DUI manslaughter: does the passenger bear responsibility?

This question is inspired by the Ted Kennedy/Chappaquidick incident, but that appears to be under discussion elsewhere and I don’t want to talk about it here.

Let me present a hypothetical scenario: your significant other drives you to a party. You and your significant other imbibe alcohol. As your significant other is supposed to be driving home, you observe his/her intake during the evening.

After three hours, you decide to leave. Your S.O. has consumed six bottles of beer. You are almost certain that your S.O. is over the legal limit. You make no attempt or a half-hearted attempt to secure alternative transportation (or to remain at the party until he/she sobers up).

On the way home, your S.O. loses control of the vehicle and strikes another passenger vehicle. You and the driver of the other vehicle are killed. The inquiry confirms that your S.O.'s blood alcohol level at the time of the impact was twice the legal limit in your state/country.

So, dead you, consider the following:

  1. Are you in any way responsible for the death of the other driver?
  2. Are you in any way responsible for your own death?
  3. How much responsibility does your S.O. bear for your death?

I’m talking morally here, not legally; the law pretty clearly assigns all fault to your S.O.- but is it correct to do so?

Guilt is not a plus minus sum game.

I should not let my loved one drive drunk, whether I am riding along or not. I should steal their keys, and throw them away.

I am responsible for my behavior. A sin of omission, I should have acted, but did not.

My loved one killed me.

Tris

I can’t find a cite now but I believe in France a couple were convicted for letting their friend drive home sozzled. They weren’t in the car however.

Again, I’m not looking for legal positions on responsibility here, but moral ones.

The S.O. only weighs 60 pounds?

  1. Yes, by doing nothing to stop your S.O.
  2. See 1.
  3. Most but not all of it, you shouldn’t have let them drive, or being more selfish, you shouldn’t have got in the car knowing they were drunk.

Three hours was a typo, sorry.
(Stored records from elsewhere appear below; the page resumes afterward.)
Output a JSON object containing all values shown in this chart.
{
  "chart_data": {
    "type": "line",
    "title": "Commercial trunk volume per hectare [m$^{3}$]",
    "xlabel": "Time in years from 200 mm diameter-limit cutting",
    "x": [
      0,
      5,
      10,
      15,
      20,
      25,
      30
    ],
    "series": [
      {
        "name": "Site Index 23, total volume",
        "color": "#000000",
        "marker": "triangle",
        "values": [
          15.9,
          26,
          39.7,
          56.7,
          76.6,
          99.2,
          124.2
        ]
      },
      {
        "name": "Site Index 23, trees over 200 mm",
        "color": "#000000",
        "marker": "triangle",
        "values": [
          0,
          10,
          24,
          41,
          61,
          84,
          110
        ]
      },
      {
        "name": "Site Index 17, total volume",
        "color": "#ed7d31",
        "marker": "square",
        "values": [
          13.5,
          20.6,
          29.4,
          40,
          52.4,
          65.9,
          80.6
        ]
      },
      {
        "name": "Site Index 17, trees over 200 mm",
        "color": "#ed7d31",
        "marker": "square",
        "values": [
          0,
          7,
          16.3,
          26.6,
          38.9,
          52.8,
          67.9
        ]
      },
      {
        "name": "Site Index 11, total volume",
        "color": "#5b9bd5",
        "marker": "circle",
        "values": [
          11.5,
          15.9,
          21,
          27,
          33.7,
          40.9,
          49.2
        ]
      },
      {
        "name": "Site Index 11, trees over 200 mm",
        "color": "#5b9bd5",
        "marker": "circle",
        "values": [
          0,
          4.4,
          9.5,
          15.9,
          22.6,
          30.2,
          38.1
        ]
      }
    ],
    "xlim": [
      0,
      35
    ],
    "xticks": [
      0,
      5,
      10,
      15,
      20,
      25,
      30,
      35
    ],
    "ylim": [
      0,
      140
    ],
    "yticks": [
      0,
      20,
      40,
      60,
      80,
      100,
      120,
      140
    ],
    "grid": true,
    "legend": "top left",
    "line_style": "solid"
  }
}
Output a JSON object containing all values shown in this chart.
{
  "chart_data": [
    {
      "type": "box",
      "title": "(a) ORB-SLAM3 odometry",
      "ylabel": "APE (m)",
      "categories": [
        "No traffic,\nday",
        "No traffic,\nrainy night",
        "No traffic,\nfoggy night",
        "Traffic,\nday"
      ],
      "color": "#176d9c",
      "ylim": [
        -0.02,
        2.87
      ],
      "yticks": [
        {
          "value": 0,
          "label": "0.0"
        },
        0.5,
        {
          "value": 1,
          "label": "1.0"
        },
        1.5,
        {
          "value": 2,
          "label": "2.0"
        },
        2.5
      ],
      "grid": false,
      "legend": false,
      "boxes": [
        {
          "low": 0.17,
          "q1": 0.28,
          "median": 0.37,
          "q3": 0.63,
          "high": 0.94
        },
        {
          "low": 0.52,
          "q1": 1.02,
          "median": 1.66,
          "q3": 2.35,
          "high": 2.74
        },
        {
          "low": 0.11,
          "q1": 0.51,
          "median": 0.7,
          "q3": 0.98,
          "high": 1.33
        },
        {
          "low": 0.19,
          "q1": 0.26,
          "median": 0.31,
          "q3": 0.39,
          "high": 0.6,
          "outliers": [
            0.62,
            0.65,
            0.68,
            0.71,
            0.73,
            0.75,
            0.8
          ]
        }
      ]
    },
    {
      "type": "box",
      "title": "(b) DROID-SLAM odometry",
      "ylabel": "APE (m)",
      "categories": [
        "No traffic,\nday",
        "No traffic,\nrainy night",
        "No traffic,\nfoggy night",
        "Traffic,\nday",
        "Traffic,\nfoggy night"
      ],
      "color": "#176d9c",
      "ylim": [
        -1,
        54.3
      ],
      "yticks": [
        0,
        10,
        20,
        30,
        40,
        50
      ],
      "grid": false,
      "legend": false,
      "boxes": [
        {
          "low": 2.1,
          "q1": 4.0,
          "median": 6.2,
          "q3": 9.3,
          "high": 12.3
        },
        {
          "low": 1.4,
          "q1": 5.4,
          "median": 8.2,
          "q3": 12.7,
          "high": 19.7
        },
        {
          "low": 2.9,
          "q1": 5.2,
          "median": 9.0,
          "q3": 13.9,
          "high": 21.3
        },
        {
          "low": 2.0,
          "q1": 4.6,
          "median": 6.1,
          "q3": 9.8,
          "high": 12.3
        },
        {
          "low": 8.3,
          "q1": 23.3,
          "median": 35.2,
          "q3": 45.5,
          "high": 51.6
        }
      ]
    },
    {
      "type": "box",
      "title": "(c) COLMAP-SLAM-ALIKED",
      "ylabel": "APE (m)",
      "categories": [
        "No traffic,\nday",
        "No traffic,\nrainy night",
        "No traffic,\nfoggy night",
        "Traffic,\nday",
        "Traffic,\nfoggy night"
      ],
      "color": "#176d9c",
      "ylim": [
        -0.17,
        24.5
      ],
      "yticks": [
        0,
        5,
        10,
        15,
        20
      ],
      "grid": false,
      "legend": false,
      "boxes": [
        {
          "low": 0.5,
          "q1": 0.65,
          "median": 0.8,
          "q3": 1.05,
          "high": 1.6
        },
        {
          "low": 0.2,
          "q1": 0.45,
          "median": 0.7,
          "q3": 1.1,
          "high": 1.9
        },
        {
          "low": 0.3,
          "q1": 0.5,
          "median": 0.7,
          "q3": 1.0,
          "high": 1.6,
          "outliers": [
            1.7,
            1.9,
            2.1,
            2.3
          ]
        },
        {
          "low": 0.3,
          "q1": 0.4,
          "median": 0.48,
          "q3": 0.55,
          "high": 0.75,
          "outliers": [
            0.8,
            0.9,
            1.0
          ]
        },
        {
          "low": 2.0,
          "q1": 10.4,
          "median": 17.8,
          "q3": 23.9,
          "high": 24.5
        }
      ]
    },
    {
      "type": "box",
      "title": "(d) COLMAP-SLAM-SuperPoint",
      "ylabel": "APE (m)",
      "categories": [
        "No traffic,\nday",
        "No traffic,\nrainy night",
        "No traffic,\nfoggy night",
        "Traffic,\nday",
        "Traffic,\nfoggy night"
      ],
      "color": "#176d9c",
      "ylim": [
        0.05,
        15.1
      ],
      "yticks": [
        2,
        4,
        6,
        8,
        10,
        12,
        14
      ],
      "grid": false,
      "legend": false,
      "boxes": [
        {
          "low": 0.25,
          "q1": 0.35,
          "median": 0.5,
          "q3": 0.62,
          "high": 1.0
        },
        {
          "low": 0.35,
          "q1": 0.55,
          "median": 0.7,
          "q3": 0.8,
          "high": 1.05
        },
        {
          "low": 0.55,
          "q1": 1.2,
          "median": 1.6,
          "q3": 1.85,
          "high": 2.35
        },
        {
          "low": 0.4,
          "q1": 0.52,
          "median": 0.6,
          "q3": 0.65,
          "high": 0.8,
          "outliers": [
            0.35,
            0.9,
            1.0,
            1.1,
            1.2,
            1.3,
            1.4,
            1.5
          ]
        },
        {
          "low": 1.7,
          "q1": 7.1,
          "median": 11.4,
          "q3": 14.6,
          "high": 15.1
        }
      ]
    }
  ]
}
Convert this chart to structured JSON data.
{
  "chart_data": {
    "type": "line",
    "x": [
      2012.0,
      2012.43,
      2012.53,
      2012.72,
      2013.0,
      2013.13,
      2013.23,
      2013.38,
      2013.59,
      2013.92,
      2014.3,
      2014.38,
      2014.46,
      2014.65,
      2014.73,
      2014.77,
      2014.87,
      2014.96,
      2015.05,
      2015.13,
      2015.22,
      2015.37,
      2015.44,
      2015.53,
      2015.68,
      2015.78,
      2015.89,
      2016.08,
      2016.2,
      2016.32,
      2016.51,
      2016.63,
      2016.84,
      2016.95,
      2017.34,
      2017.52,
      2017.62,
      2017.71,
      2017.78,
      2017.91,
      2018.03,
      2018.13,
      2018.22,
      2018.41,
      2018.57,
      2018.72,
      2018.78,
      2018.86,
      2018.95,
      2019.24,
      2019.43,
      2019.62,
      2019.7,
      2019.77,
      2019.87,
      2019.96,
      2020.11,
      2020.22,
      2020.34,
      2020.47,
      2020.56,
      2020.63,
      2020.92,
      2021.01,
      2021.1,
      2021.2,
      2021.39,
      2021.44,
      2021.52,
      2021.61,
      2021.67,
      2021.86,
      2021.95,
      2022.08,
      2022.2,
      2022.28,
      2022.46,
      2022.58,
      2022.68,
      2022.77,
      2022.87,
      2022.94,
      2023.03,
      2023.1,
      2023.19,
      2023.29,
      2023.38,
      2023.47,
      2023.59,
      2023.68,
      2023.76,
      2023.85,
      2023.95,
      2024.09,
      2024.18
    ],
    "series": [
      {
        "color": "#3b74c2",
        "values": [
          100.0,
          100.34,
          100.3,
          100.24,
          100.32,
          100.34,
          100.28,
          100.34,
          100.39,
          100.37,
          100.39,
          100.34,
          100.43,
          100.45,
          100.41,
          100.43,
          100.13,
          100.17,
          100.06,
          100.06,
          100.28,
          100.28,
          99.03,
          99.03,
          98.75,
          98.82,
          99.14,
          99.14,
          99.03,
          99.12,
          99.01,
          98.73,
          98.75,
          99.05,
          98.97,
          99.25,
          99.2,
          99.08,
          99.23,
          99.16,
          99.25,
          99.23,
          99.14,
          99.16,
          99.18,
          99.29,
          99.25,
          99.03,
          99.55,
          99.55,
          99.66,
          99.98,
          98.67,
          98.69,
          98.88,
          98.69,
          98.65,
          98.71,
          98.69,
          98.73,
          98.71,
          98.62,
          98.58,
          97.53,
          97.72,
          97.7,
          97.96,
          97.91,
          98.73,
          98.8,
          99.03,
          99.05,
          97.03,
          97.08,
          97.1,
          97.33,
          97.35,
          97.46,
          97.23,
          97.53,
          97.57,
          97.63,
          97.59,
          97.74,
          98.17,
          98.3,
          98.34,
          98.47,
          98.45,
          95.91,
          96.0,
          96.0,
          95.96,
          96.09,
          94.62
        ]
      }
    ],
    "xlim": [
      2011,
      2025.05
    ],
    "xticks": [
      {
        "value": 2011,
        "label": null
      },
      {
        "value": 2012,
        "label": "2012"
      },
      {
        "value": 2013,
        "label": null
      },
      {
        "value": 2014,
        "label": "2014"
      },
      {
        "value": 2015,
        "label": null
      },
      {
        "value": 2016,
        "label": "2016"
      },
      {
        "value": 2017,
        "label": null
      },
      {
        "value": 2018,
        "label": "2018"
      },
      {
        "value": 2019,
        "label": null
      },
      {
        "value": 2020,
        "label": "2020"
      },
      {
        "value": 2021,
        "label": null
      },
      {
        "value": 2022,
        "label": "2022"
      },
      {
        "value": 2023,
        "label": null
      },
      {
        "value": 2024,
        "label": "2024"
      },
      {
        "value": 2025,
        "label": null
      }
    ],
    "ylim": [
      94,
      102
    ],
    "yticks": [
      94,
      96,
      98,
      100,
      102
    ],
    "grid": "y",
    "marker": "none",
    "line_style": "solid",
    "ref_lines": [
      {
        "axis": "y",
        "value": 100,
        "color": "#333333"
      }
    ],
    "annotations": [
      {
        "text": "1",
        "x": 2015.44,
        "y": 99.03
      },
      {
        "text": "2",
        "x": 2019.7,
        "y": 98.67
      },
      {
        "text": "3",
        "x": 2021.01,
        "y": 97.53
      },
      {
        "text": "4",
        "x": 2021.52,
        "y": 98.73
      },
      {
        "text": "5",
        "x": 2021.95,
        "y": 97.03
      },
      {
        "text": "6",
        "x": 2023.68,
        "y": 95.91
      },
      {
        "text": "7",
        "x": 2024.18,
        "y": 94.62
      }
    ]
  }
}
I’m a male so my hypothetical was written with a small woman in mind (specifically, my 110-pound fiancee).

Anyway, you’re missing the point. :mad:

It seems to me that by making the case so extreme, you’ve made it simpler: of course you shouldn’t get in the car with someone who is twice the legal limit, nor allow them to drive off alone if you can help it.

Trickier are the situations that people really face: your partner has 3-5 (you weren’t counting) in a 4 hour period. They seem fine, but to your experienced mind, they are a little more relaxed than usual. You ask if they are ok and they tell you they are fine. You drive home and they handle everything ok, except when a kid darts out in front of the car, their reactions are a hair slow, and the kid dies. Tests show they are right at the legal limit. How culpable are you then? In some ways it seems like it’s obviously the driver that was at fault, but on the other hand, I know I do that kind of thing at times and it’s really chickenshit on my part: I won’t drive if I’ve had more than one, so I let someone with a higher tolerance for risk than me do the driving, and I don’t pay attention to if they’ve had 2 and are by any reasonable standards probably fine, or if they’ve had 4, and may not be. I say to myself they are an adult and know themselves and I allow myself to potentially take advantage of their poor judgment. Arguably, that’s just as morally responsible, plus it’s hypocritical.

I second the idea that the guilt is not a zero sum game. The driver’s guilt / culpability in no way reduces your own stupidity in getting in the car in the first place. And vice cersa.

I know that in New Zealand it is illegal for a bar to serve an “intoxicated” person. REgardless of whether they are driving or not.

DUI manslaughter: does the passenger bear responsibility?

I’m missing some details about the passenger bear. Was the bear distracting the driver? Was she also intoxicated? :wink:

The bear was drunk, but well-behaved. Thanks for bumping- I’d forgotten about this thread.

Or did I kill myself?

Did they serve the alcohol to their friend (say at a party they threw)? In the US some states have host liability laws that make hosts who serves alcohol to their guests liable if the guest get’s into a car crash. It’s a variant on the “dram shop” laws that hold a merchant liable for damages if they serve/sell alcohol to someone who’s underage or visibly intoxicated.

I think everyone who knows what’s up shares in the blame. They are taking a risk with someone else as the main potential loser. Just like the guy who gives a gun to someone ranting about vengeance.

I wonder the same thing when I see cases where two drunk people get in a car, there is an accident, the driver lives, the passenger dies and the driver is facing a long prison sentence. Often it is a case where there is no question that the passenger knew how drunk the driver was, for example teens who were at a heavy drinking party.

I think the passenger does bear responsibility for his death if he knows how much the driver has had to drink.